この可能性がある以上、業腹だが即時戦闘だって有り得てしまう。俺たちも覚悟を決めて武装を固めておいた方が得策だ。
……と、ここまでがさっき言った内容だ。問題ないな?」
リュージーンの確認は、先ほど話を聞き逃したウービーに向けられてのものだった。
ウービーは今度こそ、力強く頷いて答える。
――――オレにはなかった発想だ。ここまで慎重に構え、考え抜くことなんてとてもできない。
同時にウービーを苛むのは劣等感だ。己の弱さを自覚した今、ウービーは僅かなプライドだけで己を偽り余裕を振る舞う。
「賛同する。で、そこから先の策はあるんだろうな」
「もちろんだ」
ウービーの問い掛けを待っていたかのように、リュージーンは食い気味に答えた。
よほどの自信があるのだろう、先ほどの推察よりも一層の熱を込め、リュージーンは作戦を披露する。

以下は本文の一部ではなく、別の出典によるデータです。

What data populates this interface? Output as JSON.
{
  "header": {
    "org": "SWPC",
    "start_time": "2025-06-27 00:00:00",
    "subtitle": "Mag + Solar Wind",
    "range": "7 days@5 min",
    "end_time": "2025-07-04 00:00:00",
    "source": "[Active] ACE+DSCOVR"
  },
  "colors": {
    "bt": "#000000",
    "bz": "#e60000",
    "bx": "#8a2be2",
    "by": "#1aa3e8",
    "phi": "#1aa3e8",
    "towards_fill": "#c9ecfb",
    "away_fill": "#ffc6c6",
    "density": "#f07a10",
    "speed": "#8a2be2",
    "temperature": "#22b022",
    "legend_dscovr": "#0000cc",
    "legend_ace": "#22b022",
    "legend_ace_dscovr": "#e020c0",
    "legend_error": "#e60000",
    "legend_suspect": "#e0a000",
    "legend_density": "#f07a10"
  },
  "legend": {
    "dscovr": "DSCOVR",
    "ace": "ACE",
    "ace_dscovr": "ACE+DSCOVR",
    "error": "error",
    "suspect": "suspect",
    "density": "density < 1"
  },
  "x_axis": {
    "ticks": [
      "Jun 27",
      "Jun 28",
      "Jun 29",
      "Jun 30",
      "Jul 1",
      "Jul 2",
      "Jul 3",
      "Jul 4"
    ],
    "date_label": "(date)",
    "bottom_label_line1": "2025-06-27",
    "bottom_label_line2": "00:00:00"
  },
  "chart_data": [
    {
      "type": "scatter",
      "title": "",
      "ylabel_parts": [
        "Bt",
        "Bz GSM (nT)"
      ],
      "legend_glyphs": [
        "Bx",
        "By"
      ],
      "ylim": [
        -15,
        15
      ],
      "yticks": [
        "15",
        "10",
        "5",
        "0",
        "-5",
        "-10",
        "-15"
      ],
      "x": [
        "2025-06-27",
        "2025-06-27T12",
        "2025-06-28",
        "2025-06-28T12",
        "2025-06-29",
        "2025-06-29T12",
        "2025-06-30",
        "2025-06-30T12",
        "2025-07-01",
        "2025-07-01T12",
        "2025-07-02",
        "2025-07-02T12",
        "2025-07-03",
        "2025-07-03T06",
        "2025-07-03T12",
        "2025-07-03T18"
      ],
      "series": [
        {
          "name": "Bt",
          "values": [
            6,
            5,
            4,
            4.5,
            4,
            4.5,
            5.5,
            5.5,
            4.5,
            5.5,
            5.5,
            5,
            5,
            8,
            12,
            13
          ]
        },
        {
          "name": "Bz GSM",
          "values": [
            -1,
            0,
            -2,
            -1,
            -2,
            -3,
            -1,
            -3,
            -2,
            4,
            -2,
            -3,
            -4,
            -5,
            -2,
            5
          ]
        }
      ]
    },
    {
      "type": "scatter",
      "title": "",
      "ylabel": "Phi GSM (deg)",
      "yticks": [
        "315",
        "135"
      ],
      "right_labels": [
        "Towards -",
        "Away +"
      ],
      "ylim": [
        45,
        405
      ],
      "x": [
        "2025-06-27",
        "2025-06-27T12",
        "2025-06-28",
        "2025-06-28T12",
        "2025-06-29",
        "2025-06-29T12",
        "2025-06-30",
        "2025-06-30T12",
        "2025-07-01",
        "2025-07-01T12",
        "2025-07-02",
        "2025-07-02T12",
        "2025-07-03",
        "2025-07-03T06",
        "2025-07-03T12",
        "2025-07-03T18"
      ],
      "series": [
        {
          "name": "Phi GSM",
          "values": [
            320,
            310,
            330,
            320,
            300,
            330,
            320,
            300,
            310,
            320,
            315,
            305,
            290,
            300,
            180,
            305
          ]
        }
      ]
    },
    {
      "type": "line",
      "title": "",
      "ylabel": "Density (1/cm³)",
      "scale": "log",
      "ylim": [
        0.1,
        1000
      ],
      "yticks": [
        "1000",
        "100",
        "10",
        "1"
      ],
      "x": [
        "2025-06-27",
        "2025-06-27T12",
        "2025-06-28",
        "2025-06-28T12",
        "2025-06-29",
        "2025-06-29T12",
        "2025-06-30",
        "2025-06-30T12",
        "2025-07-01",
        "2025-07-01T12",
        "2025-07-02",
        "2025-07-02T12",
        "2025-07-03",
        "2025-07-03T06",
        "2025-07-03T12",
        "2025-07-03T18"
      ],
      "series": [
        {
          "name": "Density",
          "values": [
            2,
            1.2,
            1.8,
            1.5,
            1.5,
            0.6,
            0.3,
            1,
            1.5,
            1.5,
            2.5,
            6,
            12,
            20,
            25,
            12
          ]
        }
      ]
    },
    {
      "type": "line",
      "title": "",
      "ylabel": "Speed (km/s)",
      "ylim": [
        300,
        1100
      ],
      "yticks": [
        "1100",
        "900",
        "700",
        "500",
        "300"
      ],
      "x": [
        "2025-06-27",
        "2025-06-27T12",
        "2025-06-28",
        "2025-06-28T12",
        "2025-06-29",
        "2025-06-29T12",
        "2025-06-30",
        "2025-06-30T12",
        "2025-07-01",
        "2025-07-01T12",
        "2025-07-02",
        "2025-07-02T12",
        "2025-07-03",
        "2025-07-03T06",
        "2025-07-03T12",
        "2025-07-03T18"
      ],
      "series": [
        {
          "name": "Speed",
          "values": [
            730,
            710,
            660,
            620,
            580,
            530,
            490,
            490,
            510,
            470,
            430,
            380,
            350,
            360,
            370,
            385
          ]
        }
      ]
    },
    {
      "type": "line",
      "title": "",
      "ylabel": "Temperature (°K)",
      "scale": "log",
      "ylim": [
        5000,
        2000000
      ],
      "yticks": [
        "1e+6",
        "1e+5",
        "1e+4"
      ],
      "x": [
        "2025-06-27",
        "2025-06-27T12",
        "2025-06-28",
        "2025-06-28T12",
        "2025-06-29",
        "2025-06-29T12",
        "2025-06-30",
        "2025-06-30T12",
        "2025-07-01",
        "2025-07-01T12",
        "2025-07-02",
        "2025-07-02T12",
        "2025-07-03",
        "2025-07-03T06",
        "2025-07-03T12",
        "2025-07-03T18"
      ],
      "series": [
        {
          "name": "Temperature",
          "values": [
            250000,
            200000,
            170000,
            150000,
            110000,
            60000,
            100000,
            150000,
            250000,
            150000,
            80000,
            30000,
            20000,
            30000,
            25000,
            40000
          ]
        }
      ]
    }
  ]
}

「ガーランドロフは獣人たちに囲まれたお山の大将だろ。そんなやつにとっての一番の異物は、この俺だ。俺の臭いに関しては、鼻を歪めるほどに苦しんでいるに違いない。って、自分で言ってて悲しくなるな」
「そんなことないぞ。自分の異臭臭さを自覚しているなんて、リザードマンの鼻を捨てたものじゃない」
「そうそう。もっと自分の異臭に自信を持て」
「よーし、比喩表現を使いこなせない兄弟は黙っていようか。
で、端的に言うと俺が囮になる。俺が単独行動で情報を収集する。その間、ウービーたち獣人組は、他の獣人たちの臭い、またはその残り香に紛れてありったけの武器を調達してこい」
リュージーンは胸を張って作戦を発表した。
その奇抜な内容に、兄弟は面食らって感動している。
ウービーも驚いている体は取っているが、内心では波風が立って仕方がなかった。
――――囮? あんたは、オレと同じ「弱い者」じゃなかったのか。いざとなれば、仲間を置いて一目散に逃げる。同種じゃなかったのか……?
歪んだ気持ちにブレーキは聞かない。劣等感からくる嫉妬は、自覚してなお嫌気がさすほどに溢れ出る。
「ま、俺は武装したところで戦力にはならんからな。頼んだぞウービー。信用している」
「おう」
その一言が、ウービーにとってはどうしようもなく重たく感じられた。